Business correspondent and Internet correspondent, BBC News
BBCMarks & Spencer revealed that some customer personal data were stolen in the last cyber attack, which can include phone numbers, home addresses and birth dates.
The High Street giant said that the personal information captured can also include the date of online requests, but added that the theft of data did not include batches or card details suitable for use or any account passwords.
M&S was subjected to a cyberspace three weeks ago and struggled to restore services to normal, as applications continue to be suspended online.
The retailer said that he would ask customers to reset the account passwords “for additional peace of mind.”
Continuous problems cost the retail seller 43 million pounds per week from lost sales, according to the analysis of the Bank of America Global Research.
The CEO of M & S Stuart Machin said that the company was writing to customers to inform them that “unfortunately, some customer information was taken.”
“Most importantly, there is no evidence of information sharing,” he added.
However, it is understood that infiltrators can share or sell stolen data as part of their M & S attempts, which still represents the risk of defrauding identity.
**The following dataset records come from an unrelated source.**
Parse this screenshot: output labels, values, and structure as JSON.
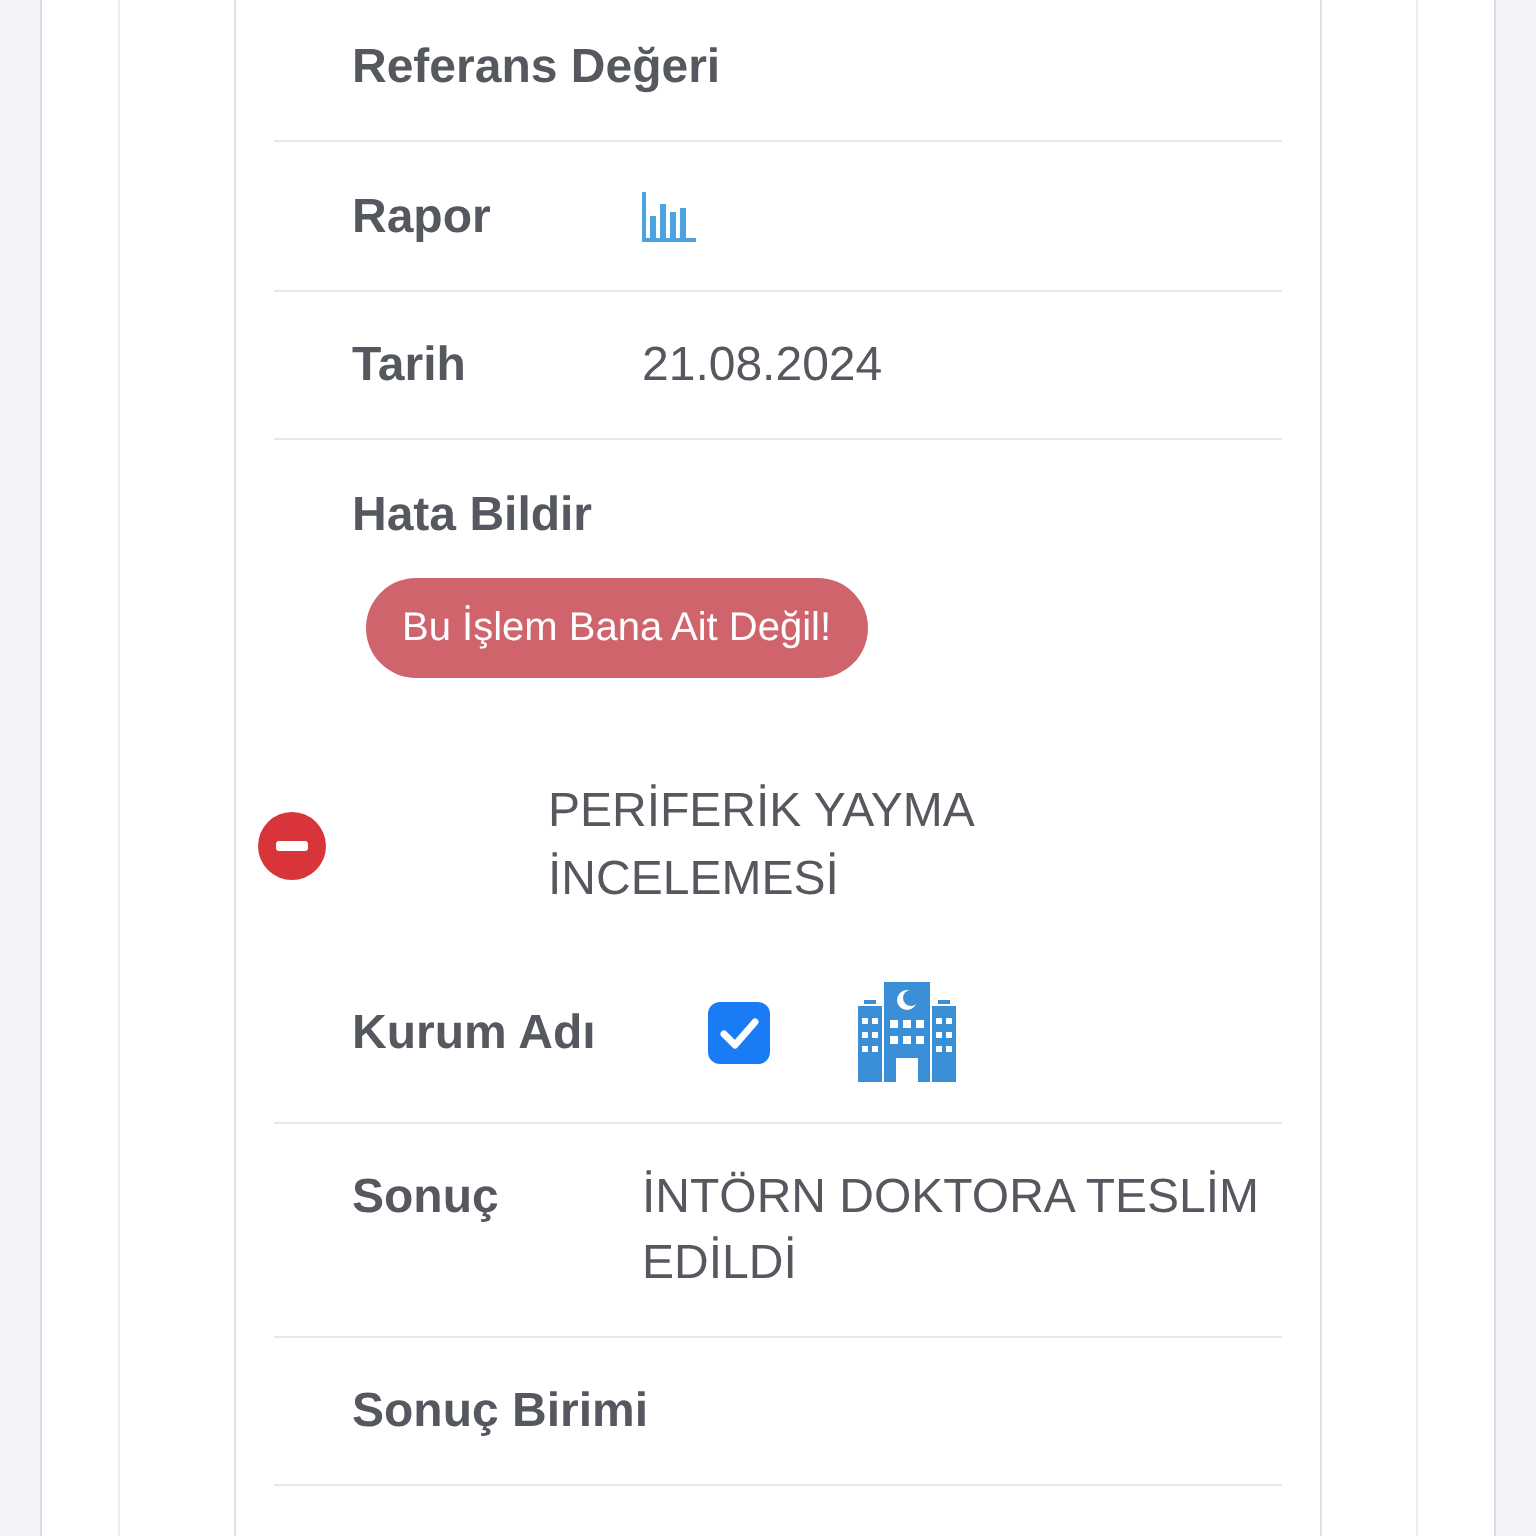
{
  "rows": [
    {
      "kind": "text",
      "label": "Referans Değeri"
    },
    {
      "kind": "chart",
      "label": "Rapor"
    },
    {
      "kind": "text",
      "label": "Tarih",
      "value": "21.08.2024"
    },
    {
      "kind": "report",
      "label": "Hata Bildir",
      "button": "Bu İşlem Bana Ait Değil!"
    }
  ],
  "test": {
    "expanded": true,
    "name": "PERİFERİK YAYMA İNCELEMESİ",
    "rows": [
      {
        "kind": "institution",
        "label": "Kurum Adı",
        "checked": true
      },
      {
        "kind": "text",
        "label": "Sonuç",
        "value": "İNTÖRN DOKTORA TESLİM EDİLDİ"
      },
      {
        "kind": "text",
        "label": "Sonuç Birimi"
      }
    ]
  }
}
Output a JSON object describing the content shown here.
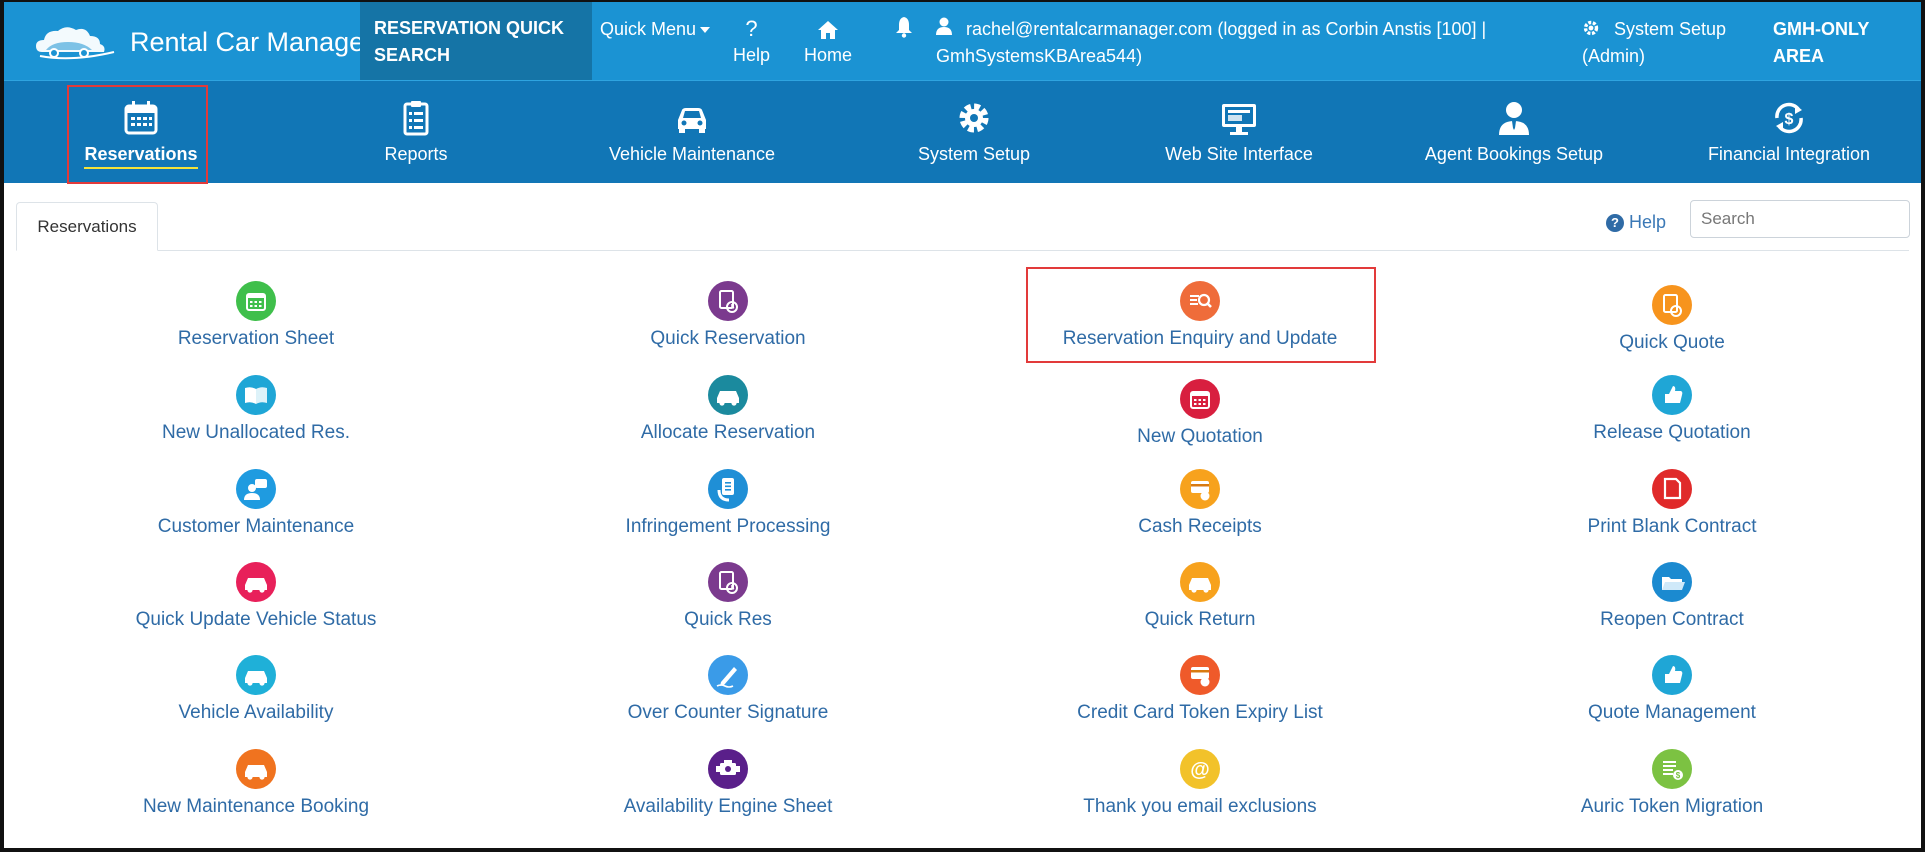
{
  "topbar": {
    "brand": "Rental Car Manager",
    "quick_search": "RESERVATION QUICK SEARCH",
    "quick_menu": "Quick Menu",
    "help": "Help",
    "home": "Home",
    "user_line1": "rachel@rentalcarmanager.com (logged in as Corbin Anstis [100] |",
    "user_line2": "GmhSystemsKBArea544)",
    "system_setup_line1": "System Setup",
    "system_setup_line2": "(Admin)",
    "gmh_line1": "GMH-ONLY",
    "gmh_line2": "AREA"
  },
  "nav": [
    {
      "label": "Reservations",
      "icon": "calendar-icon"
    },
    {
      "label": "Reports",
      "icon": "clipboard-icon"
    },
    {
      "label": "Vehicle Maintenance",
      "icon": "car-icon"
    },
    {
      "label": "System Setup",
      "icon": "gear-icon"
    },
    {
      "label": "Web Site Interface",
      "icon": "monitor-icon"
    },
    {
      "label": "Agent Bookings Setup",
      "icon": "agent-icon"
    },
    {
      "label": "Financial Integration",
      "icon": "dollar-sync-icon"
    }
  ],
  "tab": {
    "label": "Reservations"
  },
  "help_link": "Help",
  "search": {
    "placeholder": "Search",
    "value": ""
  },
  "tiles": [
    {
      "label": "Reservation Sheet",
      "color": "#3fbf4b"
    },
    {
      "label": "Quick Reservation",
      "color": "#7b3a8e"
    },
    {
      "label": "Reservation Enquiry and Update",
      "color": "#ef6c3a"
    },
    {
      "label": "Quick Quote",
      "color": "#f7941d"
    },
    {
      "label": "New Unallocated Res.",
      "color": "#1fa6d6"
    },
    {
      "label": "Allocate Reservation",
      "color": "#1b8a9e"
    },
    {
      "label": "New Quotation",
      "color": "#d81f3f"
    },
    {
      "label": "Release Quotation",
      "color": "#1fa6d6"
    },
    {
      "label": "Customer Maintenance",
      "color": "#1f9be0"
    },
    {
      "label": "Infringement Processing",
      "color": "#1f8fd6"
    },
    {
      "label": "Cash Receipts",
      "color": "#f7a21d"
    },
    {
      "label": "Print Blank Contract",
      "color": "#e02a2a"
    },
    {
      "label": "Quick Update Vehicle Status",
      "color": "#e8205a"
    },
    {
      "label": "Quick Res",
      "color": "#7b3a8e"
    },
    {
      "label": "Quick Return",
      "color": "#f7a21d"
    },
    {
      "label": "Reopen Contract",
      "color": "#1b8ad0"
    },
    {
      "label": "Vehicle Availability",
      "color": "#1fb0d8"
    },
    {
      "label": "Over Counter Signature",
      "color": "#3a9be8"
    },
    {
      "label": "Credit Card Token Expiry List",
      "color": "#ef5a2a"
    },
    {
      "label": "Quote Management",
      "color": "#1fa6d6"
    },
    {
      "label": "New Maintenance Booking",
      "color": "#f0731f"
    },
    {
      "label": "Availability Engine Sheet",
      "color": "#5a1f8a"
    },
    {
      "label": "Thank you email exclusions",
      "color": "#f2c22a"
    },
    {
      "label": "Auric Token Migration",
      "color": "#7cc242"
    }
  ]
}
The retailer did not reveal the number of his customers who stole their data, but he said that he had sent an email to all users of the site to inform them, and reported the case to the relevant authorities and they were working with cybersecurity experts to monitor any developments.
According to its recent results in the full year, the company had about 9.4 million active customers online in the year until March 30.
Mr. Machin said that M & S “works around the clock to restore things to normal” as soon as possible.
Marx and Spencer was not the only retail that has an electronic accident of this type.
The cooperative, which witnessed a similar attack, is expected to resume online delivery on Wednesday.
Media reports, were martyred for the first time in Al -Gedam magazine says that the retail seller asked suppliers to prepare for online services to resume.
What has been taken?
M & S confirmed that stolen contact information can include:
- name
- date of birth
- phone number
- Home address
- Home information
- Email address
- Date of demand online
The retail seller added that any card -captured card will not be useful because it does not keep details of paying the full card on its systems.
What should you do?
M & S said that people do not need to take any action, but they also said:
- Users will be asked to reset their password for their online account
- Customers should be cautious because they “may receive email messages, calls or texts claiming to be from M&S when they are not.”
- You will never call you M&S and ask for personal account information such as user names or passwords
Lisa Barber, the technology editor in the consumer group that? She said that criminals had been able to access information that can be used in identity fraud.
“It is always good to change your password as soon as possible if there is a safety breach and to ensure that the new password is unique from any other online accounts,” she said.
Matt Hall, president of the threat company at Cyber Security NCC Group, said the attackers who stole personal information can use it to “formulate very convincing fraud.”
“If you are not sure of the email, do not click on any links. Instead, please visit the company’s website directly to verify any claims.”
How did the penetration happen?
The problems in M&S started during the weekend on Easter when customers reported problems with Click & Collection and payments in stores.
The company confirmed that it is dealing with an “electronic incident” while it resumed services inside the store, its requests were suspended on the Internet on its website and its application since April 25.
There is still any word at the time of online appointment.
The M & S ‘advertisement that the customer’s data was stolen as part of the ongoing cybersecurity due to the nature of the attack.
The infiltrators behind it, who recently targeted Co-OP and Harrods used the Dragonforce Crime Service to carry out the attacks.
Dragonforce runs a service for electronic crime on Darknet for anyone to use their malicious programs and location to carry out attacks and blackmail.
The group is known to use the dual blackmail method, which means that they steal a copy of their victim’s data in addition to its stampede to make it unusable.
They can then actually request a ransom for both data removal and delete their copy.
However, if the person or work that has been hacked does not want to pay a ransom, criminals in some cases can start leaking stolen data to other online criminals, who can search for more attacks to gain more sensitive data.
Currently, the DragonForce DARGONNET website does not have any entries about M&S.
“They cost them their wealth”
Jackie Nagton, a business consultant who worked with adult retailers including M & S, Arcadia and Debenhams, told the BBC that the hierarchy in the M & S will take the data breach “seriously”, but it warned of modern retail logistical services “widely complex.”
“I feel they were keeping their powder dry. If they had nothing positive, this does not say anything,” she said.
Ms. Nagon said to all customers who were showing a lot of support and sympathy for the retail seller.
But she added that it is possible that the M & S is a “last week” before she had to provide information about the date of the regular service resumption.
“It costs them wealth,” she said.
The shares in M&S decreased about 12 % over the past month.